13.2. Neither Party shall be under any liability for failure to fulfill any obligation under this Agreement, so long as and to the extent to which the fulfillment of such obligation is prevented, frustrated, hindered, or delayed as a consequence of circumstances of force majeure, provided that such Party shall have exercised all due diligence to minimize to the greatest extent possible the effect of force majeure on its obligations hereunder.
14. TERMINATION
14.1. The Termination. The present Agreement shall be automatically terminated at the expiration of the period of the present Agreement unless the Agreement is renewed at the end of the mentioned Term.
14.2. However, both the Parties shall have the right to terminate the present Agreement by providing each other with a prior written notice of 30 days.
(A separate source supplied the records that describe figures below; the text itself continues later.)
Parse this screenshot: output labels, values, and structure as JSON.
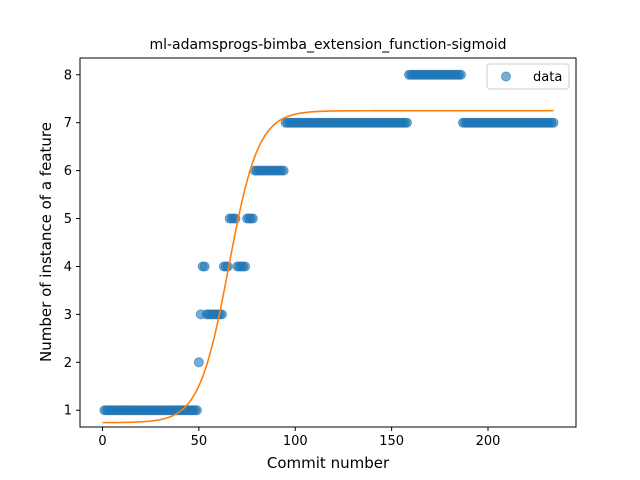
{
  "chart_data": {
    "type": "scatter",
    "title": "ml-adamsprogs-bimba_extension_function-sigmoid",
    "xlabel": "Commit number",
    "ylabel": "Number of instance of a feature",
    "xlim": [
      -11.65,
      245.65
    ],
    "ylim": [
      0.65,
      8.35
    ],
    "xticks": [
      0,
      50,
      100,
      150,
      200
    ],
    "yticks": [
      1,
      2,
      3,
      4,
      5,
      6,
      7,
      8
    ],
    "legend": {
      "position": "top-right",
      "entries": [
        "data"
      ]
    },
    "grid": false,
    "colors": {
      "data": "#1f77b4",
      "fit": "#ff7f0e"
    },
    "series": [
      {
        "name": "data",
        "kind": "scatter",
        "segments": [
          {
            "x_start": 1,
            "x_end": 49,
            "y": 1
          },
          {
            "x_start": 50,
            "x_end": 50,
            "y": 2
          },
          {
            "x_start": 51,
            "x_end": 51,
            "y": 3
          },
          {
            "x_start": 52,
            "x_end": 53,
            "y": 4
          },
          {
            "x_start": 54,
            "x_end": 62,
            "y": 3
          },
          {
            "x_start": 63,
            "x_end": 65,
            "y": 4
          },
          {
            "x_start": 66,
            "x_end": 69,
            "y": 5
          },
          {
            "x_start": 70,
            "x_end": 74,
            "y": 4
          },
          {
            "x_start": 75,
            "x_end": 78,
            "y": 5
          },
          {
            "x_start": 79,
            "x_end": 94,
            "y": 6
          },
          {
            "x_start": 95,
            "x_end": 158,
            "y": 7
          },
          {
            "x_start": 159,
            "x_end": 186,
            "y": 8
          },
          {
            "x_start": 187,
            "x_end": 234,
            "y": 7
          }
        ]
      },
      {
        "kind": "sigmoid-fit",
        "x_range": [
          0,
          234
        ],
        "lower": 0.74,
        "upper": 7.25,
        "midpoint": 65.5,
        "rate": 0.13
      }
    ]
  }
}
15. GOVERNING LAW AND JURISDICTION
15.1. This Agreement shall be construed and enforced in accordance with the laws of Lee County, Florida.
15.2. The Parties submit to the jurisdiction of the courts of Lee County, Florida for the enforcement of this Agreement or any arbitration award or decision arising from this Agreement.
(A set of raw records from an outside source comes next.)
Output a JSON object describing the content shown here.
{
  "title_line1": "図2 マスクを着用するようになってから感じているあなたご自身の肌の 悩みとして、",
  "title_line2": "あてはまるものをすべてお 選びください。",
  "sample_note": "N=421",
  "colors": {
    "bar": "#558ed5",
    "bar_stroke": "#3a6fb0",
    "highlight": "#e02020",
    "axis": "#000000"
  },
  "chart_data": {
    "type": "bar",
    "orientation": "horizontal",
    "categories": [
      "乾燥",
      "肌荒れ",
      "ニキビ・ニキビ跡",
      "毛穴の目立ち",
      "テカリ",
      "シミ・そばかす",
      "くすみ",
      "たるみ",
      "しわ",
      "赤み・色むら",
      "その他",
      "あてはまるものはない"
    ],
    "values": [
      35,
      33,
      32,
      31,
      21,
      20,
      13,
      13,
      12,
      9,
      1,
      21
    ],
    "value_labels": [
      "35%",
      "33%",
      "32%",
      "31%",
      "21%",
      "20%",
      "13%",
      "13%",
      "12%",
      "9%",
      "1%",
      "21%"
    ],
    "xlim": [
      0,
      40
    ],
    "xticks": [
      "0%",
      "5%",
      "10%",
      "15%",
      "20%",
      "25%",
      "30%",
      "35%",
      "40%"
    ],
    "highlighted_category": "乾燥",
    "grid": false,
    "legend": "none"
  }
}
16. MEDIATION AND ARBITRATION
16.1. In the event a dispute arises out of or in connection with this Agreement, the Parties shall attempt to resolve the dispute through friendly consultation.
16.2. If the dispute is not resolved within a period of 60 days, then any or all outstanding issues may be submitted to mediation in accordance with any statutory rules of mediation. If mediation is not successful in resolving the entire dispute or is unavailable, any outstanding issues shall be submitted to final and binding arbitration in accordance with the laws of Lee County, Florida. The arbitrator’s award shall be final, and judgment may be entered upon it by any court having jurisdiction within Lee County, Florida.
17. INDEMNIFICATION
17.1. A Party shall be indemnified and held harmless by the other Party from and against all claims of any nature whatsoever arising out of the other Party’s performance.
17.2. A Party shall not be entitled to indemnification under this section for liability arising out of gross negligence or willful misconduct of the Party or the breach by the Party of any provisions of this Agreement.
18. ENTIRE AGREEMENT
18.1. This Agreement contains the entire Agreement between the Parties. All negotiations and understandings have been included in this Agreement. Statements or representations which may have been made by any Party to this Agreement in the negotiation stages of this Agreement may in some way be inconsistent with this final written Agreement. All such statements are declared to be of no value in this Agreement. Only the written terms of this Agreement shall bind the Parties.